Back to the Bougie. When my former system first adopted them, a lot of us were skeptical to say the least. Since individually each paramedic usually had more than one intubation a month, we were pretty proficient. Since we were one of the very few systems in the state allowed to use drugs to facilitate intubation, every intubation attempt was reviewed by our medical director. That was every one of them, whether medications were used or not.
What’s a good word for scrutiny?
While we were beating our chests about how great we were at intubation and airway control, something happened. Well, a couple of things. First we had some promotions, resignations, and retirements among paramedics. Some of the more senior people were no longer treating patients, so they weren’t intubating. The people promoted to replace them weren’t as experienced or proficient.
So, our success rate dropped.
Then, one of the other great innovations in EMS, CPAP was finally approved by the clerks and secretaries who seem to determine medical policy in my state. We were just about the last state in the union to allow paramedics to use CPAP. Even though in about half of the other states, it was considered a BLS level skill, our clerks and secretaries wanted more studies because as you know, human anatomy and physiology differ once you cross state lines.
Once the administrivia was out of the way, we started using CPAP. We liked it, the patient’s liked it, the hospitals liked it.
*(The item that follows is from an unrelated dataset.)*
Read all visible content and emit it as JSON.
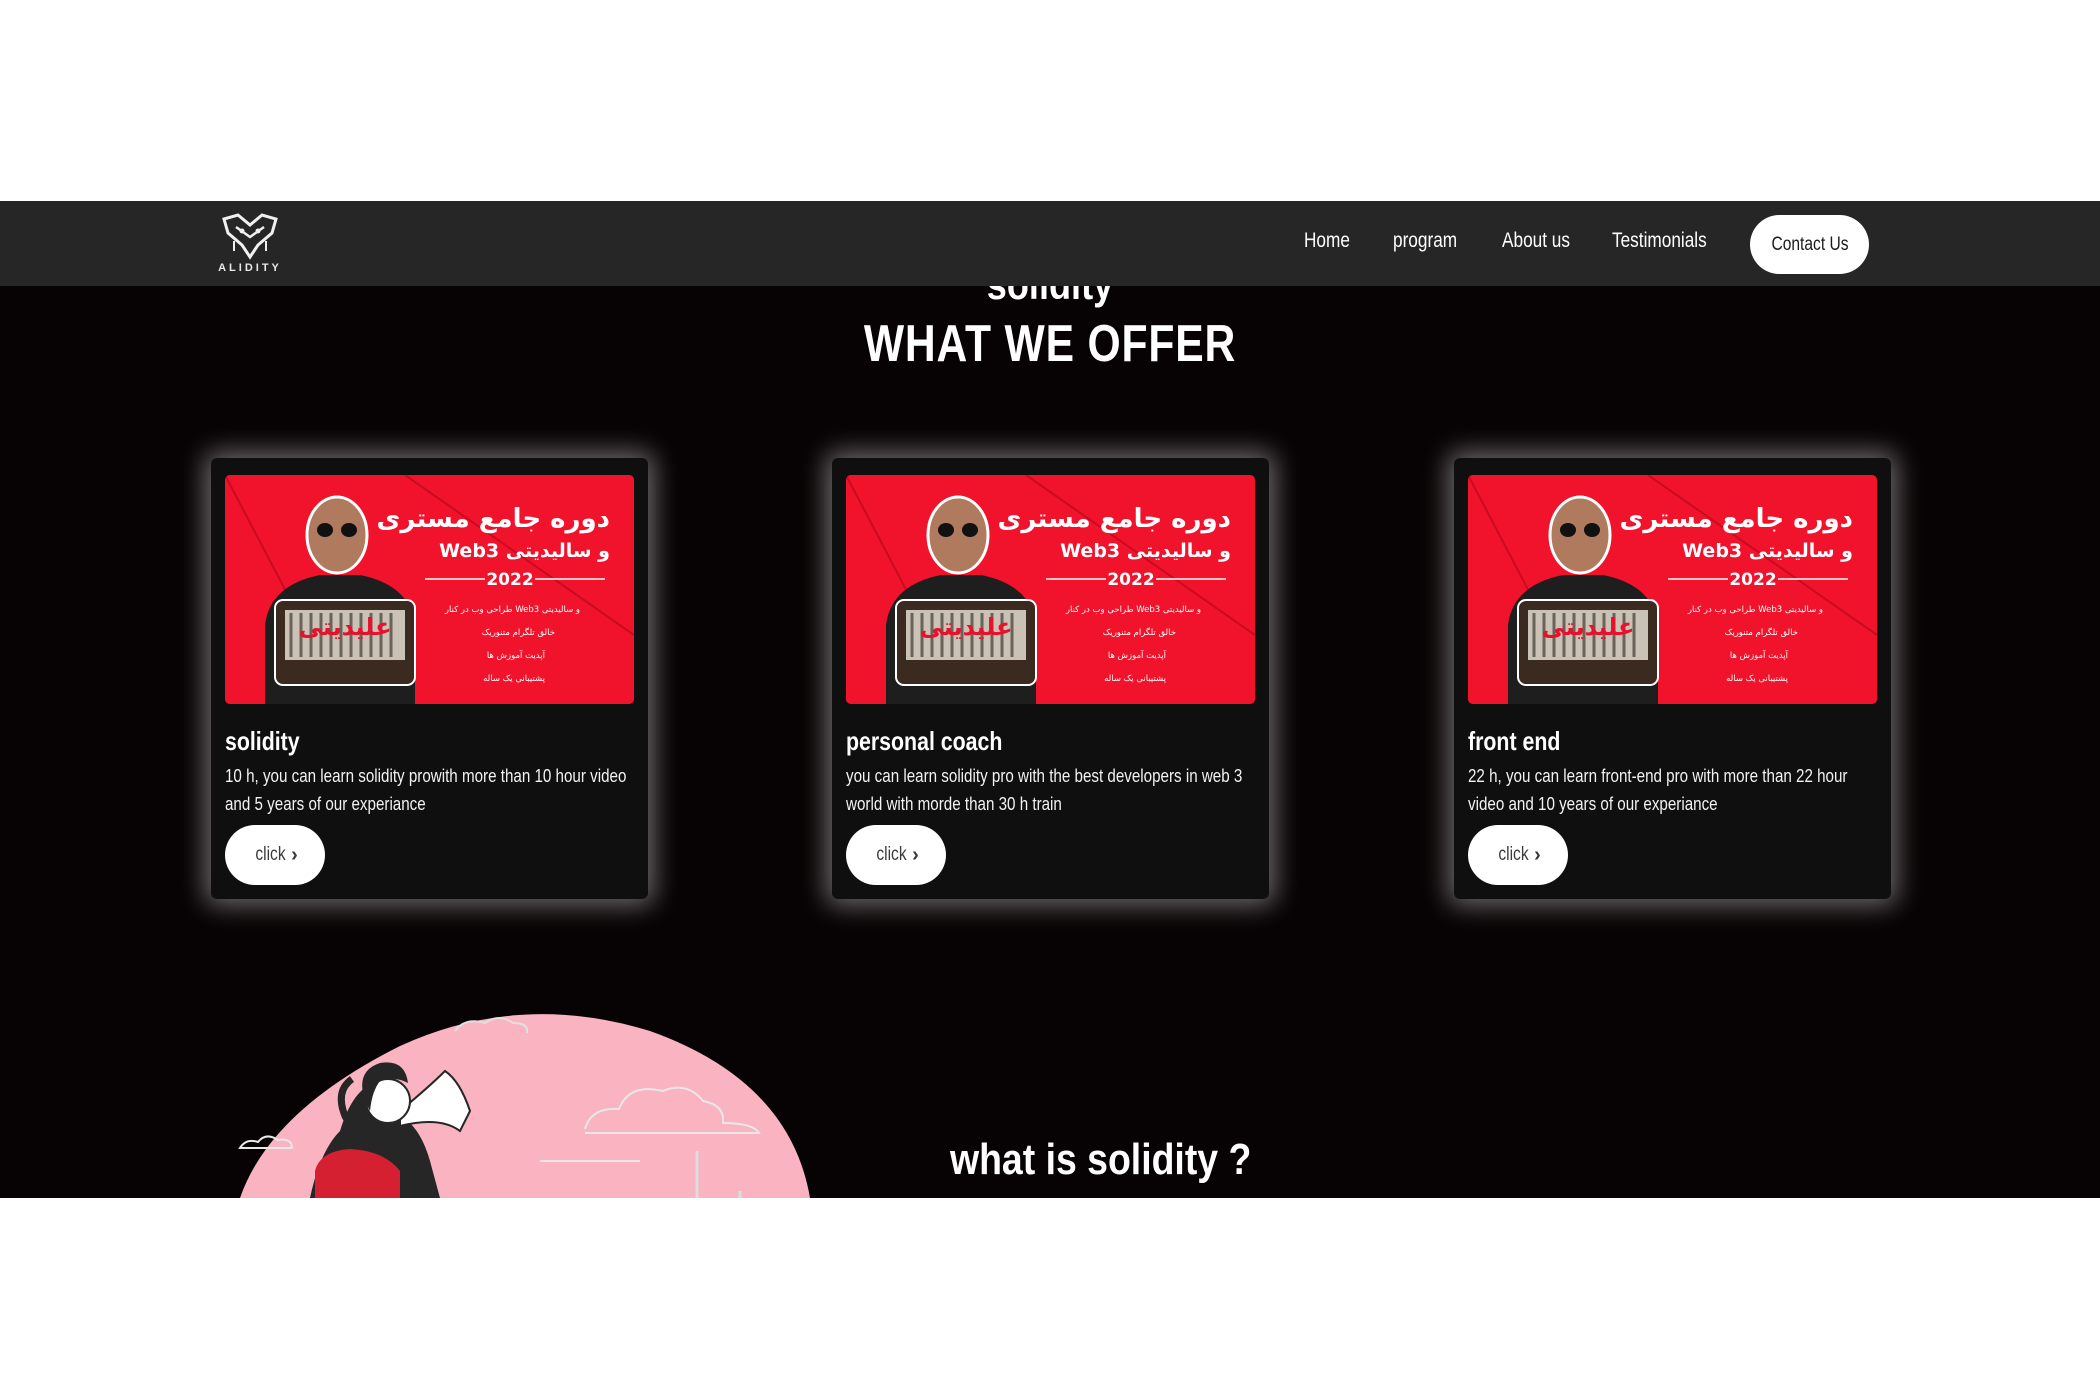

The insurance companies loved it because CPAP resulted in fewer hospital days and complications than intubation. Winners all around.
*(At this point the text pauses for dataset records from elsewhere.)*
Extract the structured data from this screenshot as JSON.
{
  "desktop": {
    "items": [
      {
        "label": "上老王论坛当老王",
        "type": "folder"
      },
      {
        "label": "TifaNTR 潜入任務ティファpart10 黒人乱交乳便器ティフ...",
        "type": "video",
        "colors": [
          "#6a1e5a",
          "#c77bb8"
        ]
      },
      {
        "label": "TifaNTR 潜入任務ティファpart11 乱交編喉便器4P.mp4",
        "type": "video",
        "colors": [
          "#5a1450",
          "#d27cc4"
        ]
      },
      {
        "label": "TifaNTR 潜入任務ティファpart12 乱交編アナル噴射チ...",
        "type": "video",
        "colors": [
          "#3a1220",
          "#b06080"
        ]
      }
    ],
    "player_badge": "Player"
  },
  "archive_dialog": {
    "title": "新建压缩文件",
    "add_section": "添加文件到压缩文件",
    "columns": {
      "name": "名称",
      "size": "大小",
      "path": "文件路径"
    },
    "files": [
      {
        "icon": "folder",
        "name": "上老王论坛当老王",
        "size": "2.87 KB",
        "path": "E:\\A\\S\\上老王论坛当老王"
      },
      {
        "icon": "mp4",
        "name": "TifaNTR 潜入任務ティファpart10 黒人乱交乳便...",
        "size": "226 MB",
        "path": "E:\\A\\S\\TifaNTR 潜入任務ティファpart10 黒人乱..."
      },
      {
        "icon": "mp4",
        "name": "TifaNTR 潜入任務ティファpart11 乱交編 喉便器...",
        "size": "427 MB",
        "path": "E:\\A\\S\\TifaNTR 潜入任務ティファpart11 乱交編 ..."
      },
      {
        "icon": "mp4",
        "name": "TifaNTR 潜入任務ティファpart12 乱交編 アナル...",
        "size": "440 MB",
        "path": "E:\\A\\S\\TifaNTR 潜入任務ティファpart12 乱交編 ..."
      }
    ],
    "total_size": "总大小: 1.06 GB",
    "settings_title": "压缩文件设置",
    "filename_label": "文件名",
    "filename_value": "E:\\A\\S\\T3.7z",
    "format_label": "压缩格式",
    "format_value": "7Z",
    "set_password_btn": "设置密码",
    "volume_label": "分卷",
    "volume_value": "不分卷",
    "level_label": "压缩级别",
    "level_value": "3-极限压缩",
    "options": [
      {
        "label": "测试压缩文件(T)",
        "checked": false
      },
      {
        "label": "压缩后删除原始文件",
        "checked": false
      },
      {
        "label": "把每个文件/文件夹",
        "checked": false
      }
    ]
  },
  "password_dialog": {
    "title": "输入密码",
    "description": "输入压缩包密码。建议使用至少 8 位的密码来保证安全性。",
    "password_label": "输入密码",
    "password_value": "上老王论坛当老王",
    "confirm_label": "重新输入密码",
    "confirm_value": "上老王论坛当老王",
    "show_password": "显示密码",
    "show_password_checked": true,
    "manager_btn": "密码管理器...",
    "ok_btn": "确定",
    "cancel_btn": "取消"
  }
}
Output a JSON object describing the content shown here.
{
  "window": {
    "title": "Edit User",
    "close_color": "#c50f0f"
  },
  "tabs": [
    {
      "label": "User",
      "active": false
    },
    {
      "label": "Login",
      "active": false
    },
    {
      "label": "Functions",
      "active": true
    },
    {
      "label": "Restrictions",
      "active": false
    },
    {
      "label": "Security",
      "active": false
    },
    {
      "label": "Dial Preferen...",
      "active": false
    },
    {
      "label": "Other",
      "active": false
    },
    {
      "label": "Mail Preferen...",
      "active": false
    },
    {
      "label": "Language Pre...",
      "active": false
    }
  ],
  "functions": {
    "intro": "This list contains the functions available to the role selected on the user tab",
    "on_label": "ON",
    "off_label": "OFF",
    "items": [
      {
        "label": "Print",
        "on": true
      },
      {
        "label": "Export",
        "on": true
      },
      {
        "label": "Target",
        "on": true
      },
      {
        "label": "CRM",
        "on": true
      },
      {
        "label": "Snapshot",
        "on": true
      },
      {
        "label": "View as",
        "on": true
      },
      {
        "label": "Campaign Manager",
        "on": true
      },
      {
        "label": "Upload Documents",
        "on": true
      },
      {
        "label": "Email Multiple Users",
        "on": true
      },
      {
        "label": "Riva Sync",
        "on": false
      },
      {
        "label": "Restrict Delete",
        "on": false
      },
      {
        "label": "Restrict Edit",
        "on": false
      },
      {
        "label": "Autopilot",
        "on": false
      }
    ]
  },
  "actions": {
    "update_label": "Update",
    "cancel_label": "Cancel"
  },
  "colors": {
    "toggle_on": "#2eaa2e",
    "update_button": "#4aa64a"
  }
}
The only problem was that we were intubating fewer patients, especially fewer living patients. While good for the patients, it was bad for intubation proficiency.
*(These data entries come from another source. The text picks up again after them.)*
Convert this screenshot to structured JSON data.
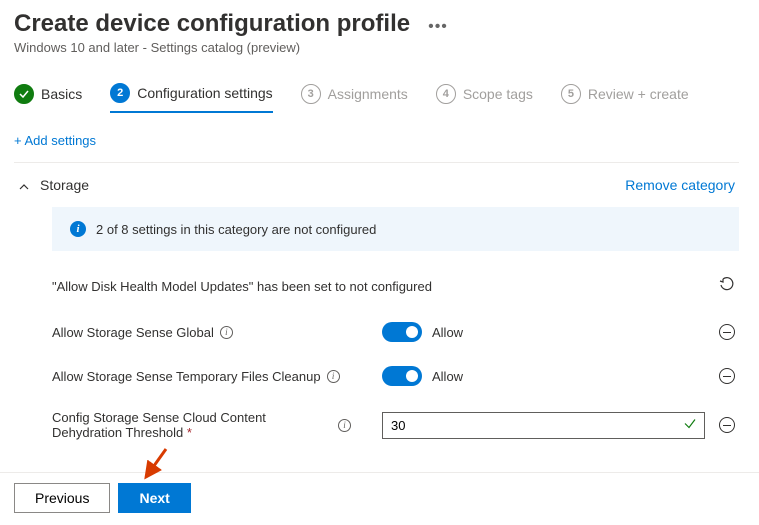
{
  "header": {
    "title": "Create device configuration profile",
    "subtitle": "Windows 10 and later - Settings catalog (preview)"
  },
  "steps": [
    {
      "num": "✓",
      "label": "Basics"
    },
    {
      "num": "2",
      "label": "Configuration settings"
    },
    {
      "num": "3",
      "label": "Assignments"
    },
    {
      "num": "4",
      "label": "Scope tags"
    },
    {
      "num": "5",
      "label": "Review + create"
    }
  ],
  "add_settings": "+ Add settings",
  "section": {
    "title": "Storage",
    "remove": "Remove category",
    "info": "2 of 8 settings in this category are not configured"
  },
  "settings": {
    "not_configured": "\"Allow Disk Health Model Updates\" has been set to not configured",
    "allow_global_label": "Allow Storage Sense Global",
    "allow_global_value": "Allow",
    "allow_temp_label": "Allow Storage Sense Temporary Files Cleanup",
    "allow_temp_value": "Allow",
    "dehydration_label": "Config Storage Sense Cloud Content Dehydration Threshold",
    "dehydration_value": "30"
  },
  "footer": {
    "previous": "Previous",
    "next": "Next"
  }
}
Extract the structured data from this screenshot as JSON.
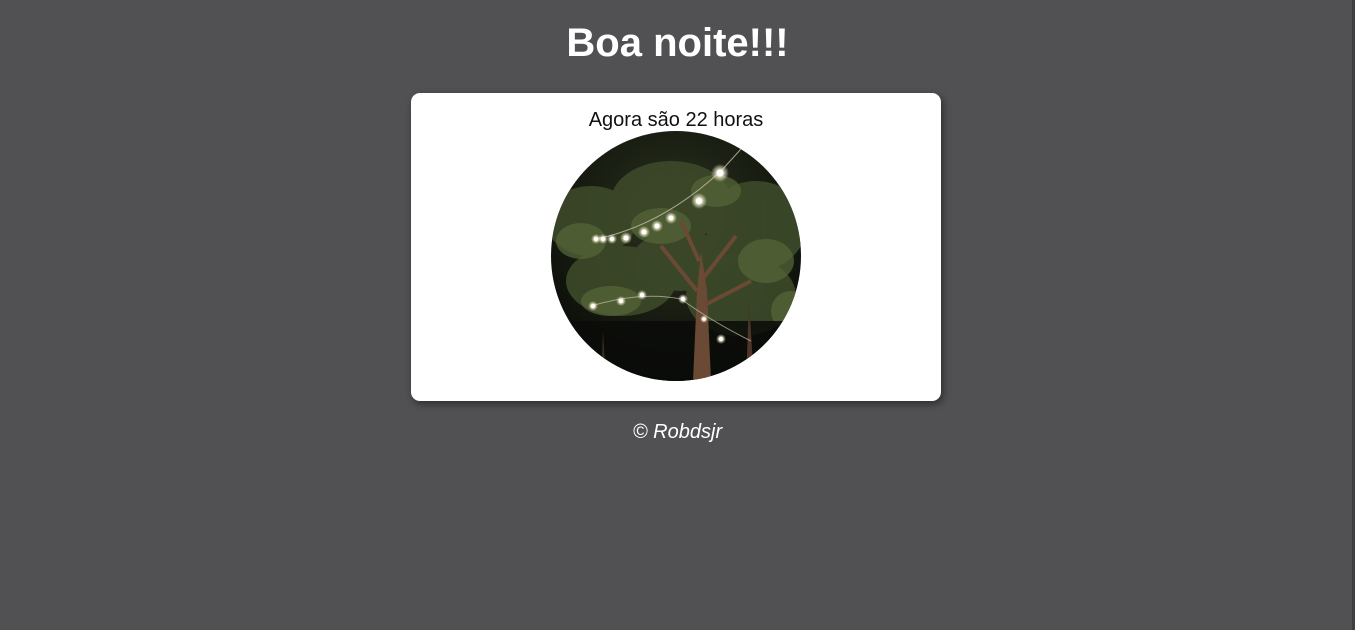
{
  "greeting": "Boa noite!!!",
  "card": {
    "time_text": "Agora são 22 horas",
    "photo_icon": "night-trees-string-lights-image"
  },
  "footer": {
    "copyright": "© Robdsjr"
  },
  "colors": {
    "background": "#515154",
    "card": "#ffffff",
    "heading": "#ffffff"
  }
}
Which brings us back to the Bougie. We started to use it and our success rate went up. Some people, including yours truly, initially only used it on difficult patients. Which meant that we were making a second attempt since we had failed on the first.
After a little bit of time passed, more medics started using the Bougie on the first attempt for every patient. That really improved our first attempt success rate. In addition to being a number, intubating on the first pass is likely to be better for the patient.
Eventually, most of us started using the Bougie and stopped using stylets. Which I generally didn’t use, but stopped using completely once I mastered the not that difficult task of using the Bougie.
Which brings me to this link,
Effect of Use of a Bougie vs Endotracheal Tube and Stylet on First-Attempt Intubation Success Among Patients With Difficult Airways Undergoing Emergency Intubation: A Randomized Clinical Trial.
Among 757 patients who were randomized (mean age, 46 years; women, 230 [30%]), 757 patients (100%) completed the trial. Among the 380 patients with at least 1 difficult airway characteristic, first-attempt intubation success was higher in the bougie group (96%) than in the endotracheal tube + stylet group (82%) (absolute between-group difference, 14% [95% CI, 8% to 20%]). Among all patients, first-attempt intubation success in the bougie group (98%) was higher than the endotracheal tube + stylet group (87%) (absolute difference, 11% [95% CI, 7% to 14%]). The median duration of the first intubation attempt (38 seconds vs 36 seconds) and the incidence of hypoxemia (13% vs 14%) did not differ significantly between the bougie and endotracheal tube + stylet groups.
This was an Emergency Department study, not an EMS study. EDs intubations are somewhere between OR and field intubations in terms of conditions and difficulty. Will these results transfer into the field?
I’m not sure it matters. The Bougie is a great airway management tool. It helps in the pre hospital setting, even now when video laryngoscopes are readily available and not insanely expensive.
It’s a simple and inexpensive device, yet it can have a huge impact on patients and makes providers lives far easier.
There are far more expensive devices in EMS that do far less for patients. They might be cool and sexy, but they really don’t improve patient outcomes.
Which, in medicine is the measure of the true value of a device.